More recently, Condie and Condie divided social influence into assimilating and differentiating types.2. Assimilative influence occurs when opinions converge toward a consensus or fragment into two or more converging clusters, all within the initial opinion. Differentiation effects, which are the focus of our study, occur when individuals with very different opinions can influence each other, leading to extreme disagreements (see Figure 1) . Condie and Condie proposed the Social Influence and Event Model (SIEM).2 It is built on the HK bounded trust model, \(\Valepsilon\) used as a confidence threshold, the main differences are: (1) agents form a social network; (2) The individual \(I\) Their opinion will only change if they are convinced. \({C}_{j,t}\in [\mathrm{0,1}]\)lower than the average certainty of other individuals interacting at once \(t\), (3) Most importantly, events can affect many individuals simultaneously within a limited period of time. Events can have a significant impact on the distribution of opinions. This is because an individual can only interact with a small number of other individuals at a given time, whereas its influence acts simultaneously on a large part of the population. The simulation results showed that the event-free SEIM exhibited a set of behaviors produced by other influence models under different levels of confidence thresholds. \(\Valepsilon\) leading to consensus (or assimilative influence in its definition).In the presence of strong events, the confidence threshold is \(\Valepsilon\) is high (low isomorphism), opinions oscillate between extremes, and confidence thresholds are \(\Valepsilon\) is low (homosexuality is high), and opinions are divided into two extremes.condi and condi2 measures were also introduced. conflict, \(\Delta {O}_{t}=SD({O}_{i,t})\)in a population, which they defined as the standard deviation of individual opinions. \({O}_{i,t}\) Entire population at timestep \(t\).
Developing these ideas further, Macy et al. Use a general model of public opinion dynamics to reverse the self-reinforcing dynamics of partisan polarization even under external threats such as a global pandemic or economic collapse. demonstrated the existence of a tipping point that may not be sufficient totwenty three. Agents in the model initially have random positions in a multidimensional issue space consisting of membership in one of two equal-sized parties and positions on 10 issues. Agents can then move closer to their immediate neighbors and away from those with whom they disagree, depending on the agent’s tolerance for disagreement and the strength of their party identity relative to their ideological commitment to the issue.

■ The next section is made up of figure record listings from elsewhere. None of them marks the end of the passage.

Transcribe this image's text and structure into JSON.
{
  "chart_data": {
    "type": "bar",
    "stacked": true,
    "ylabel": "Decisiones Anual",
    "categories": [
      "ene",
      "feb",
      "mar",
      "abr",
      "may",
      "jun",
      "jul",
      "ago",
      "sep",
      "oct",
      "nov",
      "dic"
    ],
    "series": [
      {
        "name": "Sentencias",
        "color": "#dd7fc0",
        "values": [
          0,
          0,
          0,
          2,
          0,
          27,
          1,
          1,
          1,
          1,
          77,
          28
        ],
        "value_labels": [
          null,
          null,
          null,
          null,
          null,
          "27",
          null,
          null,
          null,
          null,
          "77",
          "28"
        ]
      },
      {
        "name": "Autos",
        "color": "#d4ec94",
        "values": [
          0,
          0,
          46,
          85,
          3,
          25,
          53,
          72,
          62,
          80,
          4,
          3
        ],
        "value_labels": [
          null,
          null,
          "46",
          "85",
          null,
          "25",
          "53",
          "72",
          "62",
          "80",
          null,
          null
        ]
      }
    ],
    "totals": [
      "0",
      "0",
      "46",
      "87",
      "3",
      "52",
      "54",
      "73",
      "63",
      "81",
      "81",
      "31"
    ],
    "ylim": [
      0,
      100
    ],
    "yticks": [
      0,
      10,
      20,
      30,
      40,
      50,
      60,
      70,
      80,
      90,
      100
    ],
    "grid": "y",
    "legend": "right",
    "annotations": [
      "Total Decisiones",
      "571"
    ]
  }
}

Update your position on the issue. They manipulated the agent’s tolerance for disagreement and the strength of the parties’ identification, and introduced an exogenous shock in response to the event (following Condie and Condie)2) create common benefits against common threats (such as a global pandemic).
All of these studies demonstrate the value of this form of modeling for investigating opinion dynamics while assuming that expressed opinions are the same as actual opinions.